De onderzoekers hebben vragen en antwoorden  op een rij gezet voor fruittelers en adviseurs als zij betrokken worden bij het onderzoek van WP2.

In het WP2-blootstellingsonderzoek onderzoeken we alleen de blootstelling van omwonenden (inclusief agrariërs) aan bestrijdingsmiddelen. In dit deel van OBO-2 kijken we niet naar mogelijke gezondheidseffecten. Het doel van het blootstellingsonderzoek is om te controleren of het model dat een inschatting maakt van de blootstelling nauwkeurig is. We vergelijken de uitkomsten van de modelberekeningen met de metingen in de praktijksituatie.
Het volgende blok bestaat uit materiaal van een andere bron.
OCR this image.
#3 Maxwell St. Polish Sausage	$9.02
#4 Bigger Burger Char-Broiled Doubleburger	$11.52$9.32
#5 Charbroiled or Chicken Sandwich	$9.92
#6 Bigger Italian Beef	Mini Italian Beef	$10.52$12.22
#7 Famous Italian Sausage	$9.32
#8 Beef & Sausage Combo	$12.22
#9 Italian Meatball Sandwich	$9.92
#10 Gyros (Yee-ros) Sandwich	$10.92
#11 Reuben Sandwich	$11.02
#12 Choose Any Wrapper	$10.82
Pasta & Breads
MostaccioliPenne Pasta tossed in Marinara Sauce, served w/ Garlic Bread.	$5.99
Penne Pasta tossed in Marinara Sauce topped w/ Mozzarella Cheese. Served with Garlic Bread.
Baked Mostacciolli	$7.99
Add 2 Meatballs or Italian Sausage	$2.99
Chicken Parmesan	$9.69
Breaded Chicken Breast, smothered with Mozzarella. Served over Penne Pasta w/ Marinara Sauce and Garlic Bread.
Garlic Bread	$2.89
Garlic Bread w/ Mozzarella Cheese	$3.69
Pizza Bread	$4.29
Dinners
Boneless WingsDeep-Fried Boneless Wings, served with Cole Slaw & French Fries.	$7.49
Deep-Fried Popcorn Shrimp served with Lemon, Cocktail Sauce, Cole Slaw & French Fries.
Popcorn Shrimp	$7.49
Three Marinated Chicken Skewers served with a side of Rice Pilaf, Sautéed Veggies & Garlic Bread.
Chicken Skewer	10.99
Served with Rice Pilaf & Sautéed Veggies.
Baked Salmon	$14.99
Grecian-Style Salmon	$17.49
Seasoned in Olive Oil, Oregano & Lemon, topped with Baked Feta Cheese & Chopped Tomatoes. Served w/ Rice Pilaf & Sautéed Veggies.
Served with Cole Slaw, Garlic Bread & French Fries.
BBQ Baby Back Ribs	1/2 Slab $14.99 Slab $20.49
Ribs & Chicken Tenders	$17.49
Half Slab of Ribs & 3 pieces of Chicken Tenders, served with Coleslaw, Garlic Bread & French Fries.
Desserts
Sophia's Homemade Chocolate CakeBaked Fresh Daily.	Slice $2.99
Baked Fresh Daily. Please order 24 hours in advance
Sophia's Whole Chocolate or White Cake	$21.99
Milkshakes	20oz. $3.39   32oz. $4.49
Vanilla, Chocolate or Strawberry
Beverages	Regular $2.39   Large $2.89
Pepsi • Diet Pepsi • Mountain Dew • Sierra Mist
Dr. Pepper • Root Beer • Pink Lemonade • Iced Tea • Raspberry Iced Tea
In OBO-1 hebben we dat gedaan voor neerwaarts bespoten gewassen. Uit OBO-1 bleek dat het blootstellingsmodel de blootstelling van neerwaartse bespuitingen goed kan voorspellen. In het blootstellingsonderzoek van OBO-2 controleren we hoe nauwkeurig het model de blootstelling bij zijwaartse bespuitingen kan voorspellen. We onderzoeken dat in de fruitteelt (appels en peren), omdat appels en peren het grootste oppervlak (areaal) hebben van de gewassen die zijwaarts worden gespoten.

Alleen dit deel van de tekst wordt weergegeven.